I especially enjoy the “agricultural” part of the winemaking process because that is what usually determines the character of the final wine product. Every block of grapes and each lot of wine has a life (or personality of its own) and evaluating the different stages of the wine and the decisions that are made during the winemaking process are always unique to each vintage. Each year, you build on your foundation of knowledge and experience different situations in the vineyards and with the wines, so it is a continual learning process – we will never know it all and that is pretty cool because there is always something new to learn about.
How much time do you spend in the vineyards leading up to harvest? And how much time do you spend in the winery?
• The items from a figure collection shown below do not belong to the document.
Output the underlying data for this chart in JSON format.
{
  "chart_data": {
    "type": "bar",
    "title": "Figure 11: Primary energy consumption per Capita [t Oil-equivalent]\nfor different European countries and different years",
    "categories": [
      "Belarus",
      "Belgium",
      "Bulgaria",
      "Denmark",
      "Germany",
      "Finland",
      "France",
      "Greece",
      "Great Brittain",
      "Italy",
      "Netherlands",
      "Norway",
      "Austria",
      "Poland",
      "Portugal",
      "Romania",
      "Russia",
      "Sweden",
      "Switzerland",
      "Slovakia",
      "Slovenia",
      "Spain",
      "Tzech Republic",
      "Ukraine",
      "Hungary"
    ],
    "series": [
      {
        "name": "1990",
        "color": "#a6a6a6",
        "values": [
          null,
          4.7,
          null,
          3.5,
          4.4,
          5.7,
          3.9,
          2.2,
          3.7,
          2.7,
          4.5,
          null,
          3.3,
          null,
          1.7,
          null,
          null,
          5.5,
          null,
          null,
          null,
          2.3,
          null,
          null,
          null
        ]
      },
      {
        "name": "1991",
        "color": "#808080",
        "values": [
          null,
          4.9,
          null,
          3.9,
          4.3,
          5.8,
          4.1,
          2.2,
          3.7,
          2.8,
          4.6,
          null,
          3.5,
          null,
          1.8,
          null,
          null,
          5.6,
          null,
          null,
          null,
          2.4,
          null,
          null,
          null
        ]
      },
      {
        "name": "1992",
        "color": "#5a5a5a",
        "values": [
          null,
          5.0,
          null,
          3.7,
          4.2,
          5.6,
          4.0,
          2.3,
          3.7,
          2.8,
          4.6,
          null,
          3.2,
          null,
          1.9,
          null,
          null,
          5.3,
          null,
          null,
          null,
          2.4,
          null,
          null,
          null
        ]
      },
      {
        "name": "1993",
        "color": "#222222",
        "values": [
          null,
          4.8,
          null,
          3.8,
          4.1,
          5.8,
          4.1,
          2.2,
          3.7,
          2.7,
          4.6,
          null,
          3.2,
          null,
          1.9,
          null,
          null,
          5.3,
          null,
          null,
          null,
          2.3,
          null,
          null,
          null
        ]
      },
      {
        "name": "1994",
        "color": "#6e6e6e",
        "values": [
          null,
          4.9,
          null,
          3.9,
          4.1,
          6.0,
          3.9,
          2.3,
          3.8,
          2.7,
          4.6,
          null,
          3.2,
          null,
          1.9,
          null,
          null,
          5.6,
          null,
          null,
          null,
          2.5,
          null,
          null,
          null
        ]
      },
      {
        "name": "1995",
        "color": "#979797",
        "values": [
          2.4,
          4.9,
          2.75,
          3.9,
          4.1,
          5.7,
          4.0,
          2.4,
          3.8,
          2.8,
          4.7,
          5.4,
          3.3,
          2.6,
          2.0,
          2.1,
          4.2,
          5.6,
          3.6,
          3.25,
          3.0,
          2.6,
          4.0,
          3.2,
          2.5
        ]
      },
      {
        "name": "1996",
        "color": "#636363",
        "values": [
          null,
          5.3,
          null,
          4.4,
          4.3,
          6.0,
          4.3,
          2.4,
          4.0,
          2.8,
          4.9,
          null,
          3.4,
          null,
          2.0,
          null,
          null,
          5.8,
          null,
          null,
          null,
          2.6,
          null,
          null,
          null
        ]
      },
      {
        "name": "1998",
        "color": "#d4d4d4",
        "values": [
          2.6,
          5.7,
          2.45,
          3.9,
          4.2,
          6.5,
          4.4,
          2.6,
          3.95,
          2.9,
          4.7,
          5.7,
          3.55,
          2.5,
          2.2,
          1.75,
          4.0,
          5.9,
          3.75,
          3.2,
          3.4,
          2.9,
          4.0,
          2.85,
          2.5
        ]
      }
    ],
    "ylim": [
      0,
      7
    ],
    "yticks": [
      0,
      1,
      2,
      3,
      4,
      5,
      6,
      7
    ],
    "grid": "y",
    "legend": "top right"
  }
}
Leading up to harvest, I probably spend about 30% -50% of my time in the vineyard. Since the winery is located in the middle of the vineyard, it is very easy to run out to different blocks and run back to the winery for a bit and then return to the vineyard. As harvest gets further along, I am required to be at the winery more because of the amount of activities that are taking place, but by that time, we have a good handle on the state of the grapes, but still spend a good amount of time monitoring the progress of the grapes.
What have you been experimenting with in the vineyards lately?
With the Pinot Noir vines, we have been experimenting more over the past three years with different degrees of leaf-pulling, cluster thinning, and shoot thinning. We have found that removing the lateral canes eliminates any second crop (second crop grows on the lateral canes) and exposing the clusters to sunlight earlier than later provides grapes with better color. Also, we have found that delaying the “green drop” a bit later, the clusters and berries stay small. When we “green drop” too early, the clusters and berries size up too much, and we lose a lot of color and flavor components.
With the Chardonnay vines, we make sure that the winter pruning is performed in a way that the vines will not be over-cropped. The Chardonnay vines are not as sensitive as the Pinot Noir vines, but you have to make sure that they are watched closely – when are the leaves starting to senesce? Or are the leaves bright green and providing enough photosynthesis to further mature the grapes? In the Santa Maria Valley, the Chardonnay grapes don’t taste good and don’t have seed or skin maturity until the grapes start to have a golden color – they don’t taste as good or make as good of a wine if they are picture perfect and bright green! All of the lots (for all varieties) are kept separate by block and clone during fermentation and aging so that we can evaluate and learn about the wines produced from all areas and blocks of the vineyard.
At what point do you really start to scrutinize the grapes for maturity?
Depending on how the weather was during the summer, we will usually start closely monitoring the grapes around the middle or end of August. If we have heat spells that accelerate the maturity, then the process is quick. If we have a long duration of cool weather, the process is long and drawn out. We will start tasting grapes and taking random Brix samples in the vineyard. When it looks like the maturity rate is progressing, we will start bringing juice samples into the lab for analyses and continue to taste the grapes and monitor the vine health.
From a sensory perspective, how do you know when a block of grapes is ready to pick?
The block is usually ready to pick when we see/taste seed maturity (brown seeds; lower astringency), skin maturity (skins are not astringent or bitter); acids are in balance and the grapes display good varietal and fruit flavors. We also look at the vine health – are they in a state where they will continue to ripen the grapes or are they done (yellowing leaves, etc)?
I just heard about Cambria becoming certified by the CCSW for sustainable practices, which is really exciting! Did the sustainability certification process greatly change your winemaking processes this harvest?
Not really, because we had already taken some huge steps towards performing sustainable practices a few years ago. This had included water conservation in the cellars; decreased use of electricity; and using less harmful chemicals for cleaning. It will be an ever-evolving process, but it is something that we have become accustomed to.